I had several problems with this book - I'll get into the rest below - but the biggest problem I had with it was the structure.  It's written in short chapters, which can be a style choice, but in this case the chapters are short because the author isn't writing a book, he's writing a screenplay.  Or, more accurately, a 'book' that can easily be adapted into a screenplay.  The scenes are dialogue-heavy and organized in the Hollywood three-act structure for a total of 116 'chapters.'  This unholy chimera of book-screenplay cheats the reader of the experience of reading an actual book and instead subjects them to what is essentially a very, very long treatment.  If you want to write a screenplay by all means do so, but don't slap it between two cardboard covers and call it a book.

On to the other problems, such as pained metaphors.  A novel should treat the reader to elegant, descriptive prose, but a passage like 'The telephone shrieked through the small office, but he didn't pick it up' makes me wonder why the phone was screaming and how it got legs.  Every few chapters the author pitches another one, like 'He could still feel the sharp Wisconsin wind cracking his lungs...' as if he went through his manuscript after the first draft and picked every third chapter to try to 'book it up' with description.  Sometimes it's unintentionally funny, but most of the time it's painful.
   Then there's the changing viewpoint.  The scenes featuring the protagonist are written in first-person and present tense, probably to try to draw the reader into the story.  The other scenes are written from third-person and past tense, though sometimes with a character's thoughts and sometimes without.  The change feels forced to me, and just calls attention to itself rather than enhancing the narrative.
   Then there's the list of trite characters, starting with the hero.  He's been grievously injured, which is supposed to make us feel for him, and the other characters go out of their way to establish that he's been stuck in a rut since the injury - which means he's got some growing to do, always a must in any Hollywood screenplay.  There's the 'unstoppable ex-soldier killing machine' and the 'wisecracking best friend' and the 'helpful journalist who's also a love interest' and the 'sinister cabal' and the 'politician who everyone but the hero can see is completely untrustworthy' and, of course, the 'cops who seem sinister, then seem helpful, then who turn out to be bad guys after all.'  Mr.
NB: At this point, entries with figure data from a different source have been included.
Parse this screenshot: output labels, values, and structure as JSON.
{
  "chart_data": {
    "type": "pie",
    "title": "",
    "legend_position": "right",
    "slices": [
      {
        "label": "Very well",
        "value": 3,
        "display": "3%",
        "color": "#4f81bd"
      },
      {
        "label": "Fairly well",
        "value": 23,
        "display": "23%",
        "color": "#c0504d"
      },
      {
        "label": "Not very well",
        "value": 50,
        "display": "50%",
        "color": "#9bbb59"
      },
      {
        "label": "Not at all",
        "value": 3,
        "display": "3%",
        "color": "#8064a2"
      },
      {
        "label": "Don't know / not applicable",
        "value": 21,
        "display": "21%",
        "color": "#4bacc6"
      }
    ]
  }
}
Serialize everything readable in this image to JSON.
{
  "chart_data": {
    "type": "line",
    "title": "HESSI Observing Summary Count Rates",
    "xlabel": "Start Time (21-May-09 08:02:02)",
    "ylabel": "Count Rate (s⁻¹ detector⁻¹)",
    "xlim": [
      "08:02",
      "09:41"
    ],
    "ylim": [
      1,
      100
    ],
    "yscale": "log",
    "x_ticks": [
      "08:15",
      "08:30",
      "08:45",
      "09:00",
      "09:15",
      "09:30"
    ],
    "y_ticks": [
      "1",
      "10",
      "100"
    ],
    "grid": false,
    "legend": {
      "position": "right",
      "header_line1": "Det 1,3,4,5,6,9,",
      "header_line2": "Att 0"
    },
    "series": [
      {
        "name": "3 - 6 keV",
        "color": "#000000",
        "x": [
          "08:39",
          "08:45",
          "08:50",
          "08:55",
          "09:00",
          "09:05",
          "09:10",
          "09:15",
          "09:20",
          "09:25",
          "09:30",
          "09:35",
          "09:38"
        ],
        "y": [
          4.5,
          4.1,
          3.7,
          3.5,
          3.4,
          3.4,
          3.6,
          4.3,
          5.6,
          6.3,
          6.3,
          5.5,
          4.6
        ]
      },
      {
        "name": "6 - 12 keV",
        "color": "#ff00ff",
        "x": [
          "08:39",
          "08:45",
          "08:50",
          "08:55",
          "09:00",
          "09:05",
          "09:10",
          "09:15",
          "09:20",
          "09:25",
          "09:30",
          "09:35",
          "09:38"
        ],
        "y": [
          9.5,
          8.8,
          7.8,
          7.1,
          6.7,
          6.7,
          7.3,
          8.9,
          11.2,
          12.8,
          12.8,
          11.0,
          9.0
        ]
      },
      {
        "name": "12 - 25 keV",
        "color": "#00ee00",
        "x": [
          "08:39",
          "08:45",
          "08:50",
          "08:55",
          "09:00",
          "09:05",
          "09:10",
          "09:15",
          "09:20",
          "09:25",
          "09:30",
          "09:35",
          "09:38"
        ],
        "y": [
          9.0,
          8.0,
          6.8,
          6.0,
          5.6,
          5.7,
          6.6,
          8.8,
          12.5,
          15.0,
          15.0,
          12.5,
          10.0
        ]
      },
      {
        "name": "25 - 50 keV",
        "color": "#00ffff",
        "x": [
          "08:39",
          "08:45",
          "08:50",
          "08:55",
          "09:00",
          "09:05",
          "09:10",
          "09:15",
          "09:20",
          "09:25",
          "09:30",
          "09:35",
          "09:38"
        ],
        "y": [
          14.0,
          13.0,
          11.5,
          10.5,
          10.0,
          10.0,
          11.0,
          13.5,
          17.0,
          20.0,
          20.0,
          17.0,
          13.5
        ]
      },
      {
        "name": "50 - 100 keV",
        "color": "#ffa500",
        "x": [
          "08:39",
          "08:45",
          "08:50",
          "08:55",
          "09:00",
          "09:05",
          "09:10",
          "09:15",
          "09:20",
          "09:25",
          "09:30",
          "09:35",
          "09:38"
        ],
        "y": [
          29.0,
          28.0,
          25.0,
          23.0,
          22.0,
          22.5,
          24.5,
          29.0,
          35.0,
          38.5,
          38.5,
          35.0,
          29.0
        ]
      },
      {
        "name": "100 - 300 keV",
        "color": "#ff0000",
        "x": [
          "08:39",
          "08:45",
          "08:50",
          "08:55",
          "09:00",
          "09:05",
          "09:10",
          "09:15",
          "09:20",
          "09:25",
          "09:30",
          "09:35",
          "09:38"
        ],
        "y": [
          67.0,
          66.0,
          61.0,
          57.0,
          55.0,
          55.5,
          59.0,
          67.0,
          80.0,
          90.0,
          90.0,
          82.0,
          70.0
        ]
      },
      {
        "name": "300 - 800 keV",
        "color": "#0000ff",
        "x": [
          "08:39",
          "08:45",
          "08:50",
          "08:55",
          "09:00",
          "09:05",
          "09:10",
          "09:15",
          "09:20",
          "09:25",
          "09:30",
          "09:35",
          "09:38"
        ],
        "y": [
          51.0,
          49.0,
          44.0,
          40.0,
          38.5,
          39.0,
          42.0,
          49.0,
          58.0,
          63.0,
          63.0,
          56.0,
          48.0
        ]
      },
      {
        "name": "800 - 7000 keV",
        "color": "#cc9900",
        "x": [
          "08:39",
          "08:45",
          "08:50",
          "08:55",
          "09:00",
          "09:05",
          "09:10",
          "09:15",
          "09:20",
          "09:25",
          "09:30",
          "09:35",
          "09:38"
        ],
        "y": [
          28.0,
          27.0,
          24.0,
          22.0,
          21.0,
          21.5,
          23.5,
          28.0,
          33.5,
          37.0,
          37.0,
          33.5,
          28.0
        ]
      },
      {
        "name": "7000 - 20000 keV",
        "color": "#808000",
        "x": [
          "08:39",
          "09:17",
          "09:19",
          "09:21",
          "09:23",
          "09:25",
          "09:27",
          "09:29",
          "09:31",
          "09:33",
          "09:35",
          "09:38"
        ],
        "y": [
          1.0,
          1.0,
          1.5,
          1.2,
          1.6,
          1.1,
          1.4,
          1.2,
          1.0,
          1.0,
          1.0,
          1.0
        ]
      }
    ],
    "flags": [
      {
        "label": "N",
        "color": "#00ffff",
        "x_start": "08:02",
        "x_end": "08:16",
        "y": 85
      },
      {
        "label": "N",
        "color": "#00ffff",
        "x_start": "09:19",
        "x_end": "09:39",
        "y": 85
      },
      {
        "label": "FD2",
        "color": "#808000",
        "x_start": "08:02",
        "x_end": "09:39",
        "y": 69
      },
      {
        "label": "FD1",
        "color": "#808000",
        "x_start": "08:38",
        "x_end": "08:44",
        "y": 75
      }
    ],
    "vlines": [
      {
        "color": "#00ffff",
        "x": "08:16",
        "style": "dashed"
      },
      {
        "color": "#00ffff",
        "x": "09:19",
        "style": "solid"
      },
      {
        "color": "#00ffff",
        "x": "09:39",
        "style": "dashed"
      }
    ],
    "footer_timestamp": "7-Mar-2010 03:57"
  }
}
Meltzer, all the 1980's action movies called and they want their characters back.
   And, of course, with trite characters you get a trite plot.  I won't spoil it for you, but, honestly, if you've seen any TV dramas or watched any movies at any time in the past twenty years you have encountered this plot before.
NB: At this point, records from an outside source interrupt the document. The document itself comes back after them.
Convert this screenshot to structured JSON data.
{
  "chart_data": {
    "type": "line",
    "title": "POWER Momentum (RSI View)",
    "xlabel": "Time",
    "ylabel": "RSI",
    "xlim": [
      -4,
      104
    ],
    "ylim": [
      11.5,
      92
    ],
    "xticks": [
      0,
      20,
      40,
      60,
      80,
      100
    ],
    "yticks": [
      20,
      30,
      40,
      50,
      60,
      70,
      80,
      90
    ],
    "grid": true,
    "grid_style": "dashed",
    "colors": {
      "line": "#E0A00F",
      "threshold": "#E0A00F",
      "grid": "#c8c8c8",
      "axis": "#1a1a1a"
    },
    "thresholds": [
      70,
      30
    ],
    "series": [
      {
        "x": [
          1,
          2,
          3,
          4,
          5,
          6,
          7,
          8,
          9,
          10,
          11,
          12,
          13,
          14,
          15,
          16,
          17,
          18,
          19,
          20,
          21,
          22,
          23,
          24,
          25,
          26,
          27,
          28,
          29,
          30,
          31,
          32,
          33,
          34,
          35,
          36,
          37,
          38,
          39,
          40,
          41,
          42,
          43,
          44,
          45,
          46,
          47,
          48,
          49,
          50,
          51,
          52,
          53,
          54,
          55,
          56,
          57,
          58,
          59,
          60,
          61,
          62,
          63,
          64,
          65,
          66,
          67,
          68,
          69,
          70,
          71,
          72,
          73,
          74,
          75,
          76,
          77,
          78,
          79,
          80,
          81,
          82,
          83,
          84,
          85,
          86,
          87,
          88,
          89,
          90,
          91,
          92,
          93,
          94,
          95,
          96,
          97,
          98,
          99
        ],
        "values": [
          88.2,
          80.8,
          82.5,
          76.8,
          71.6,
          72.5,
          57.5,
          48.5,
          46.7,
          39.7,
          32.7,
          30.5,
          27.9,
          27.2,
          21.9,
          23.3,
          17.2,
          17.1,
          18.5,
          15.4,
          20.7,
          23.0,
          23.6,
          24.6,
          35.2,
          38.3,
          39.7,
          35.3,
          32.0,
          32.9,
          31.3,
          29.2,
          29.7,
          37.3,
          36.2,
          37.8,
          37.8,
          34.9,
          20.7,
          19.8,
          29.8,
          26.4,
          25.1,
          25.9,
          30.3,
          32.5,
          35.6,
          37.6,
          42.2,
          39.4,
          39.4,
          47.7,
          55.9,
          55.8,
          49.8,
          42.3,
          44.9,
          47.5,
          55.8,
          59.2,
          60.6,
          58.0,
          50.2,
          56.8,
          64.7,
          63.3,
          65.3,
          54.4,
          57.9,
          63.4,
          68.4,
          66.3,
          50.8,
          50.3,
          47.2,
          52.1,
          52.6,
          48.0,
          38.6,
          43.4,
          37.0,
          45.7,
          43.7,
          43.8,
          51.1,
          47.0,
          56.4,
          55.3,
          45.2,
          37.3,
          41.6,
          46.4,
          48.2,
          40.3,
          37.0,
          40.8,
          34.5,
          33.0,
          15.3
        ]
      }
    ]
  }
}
I never really got into this book, not the characters, not the plot, not the writing.  After the first thirty chapters I felt like I was just marking time until it was over.  It was kind of like going with your girlfriend to a movie she chose, you're committed to seeing it through to the end, but just when you think the credits are ready to roll something else pops up.  Twist after painful twist points to the author's diligence in plotting, but the agony of getting to the end points to his - at best - workmanlike prose.  Maybe that's the big failing here, the characters should always drive the plot, but in this book the plot has the steering wheel and it feels like the characters are just along for the ride.

I would not recommend this book to any of my friends.  Unless I wanted them to stop being my friend.  Or I knew they had really bad taste in books.


Next week:
   Detroit     by Charlie LeDuff
  
A Pulitzer Prize-winning journalist writing about his decimated home town?  I don't want to set my expectations too high, but this should be good.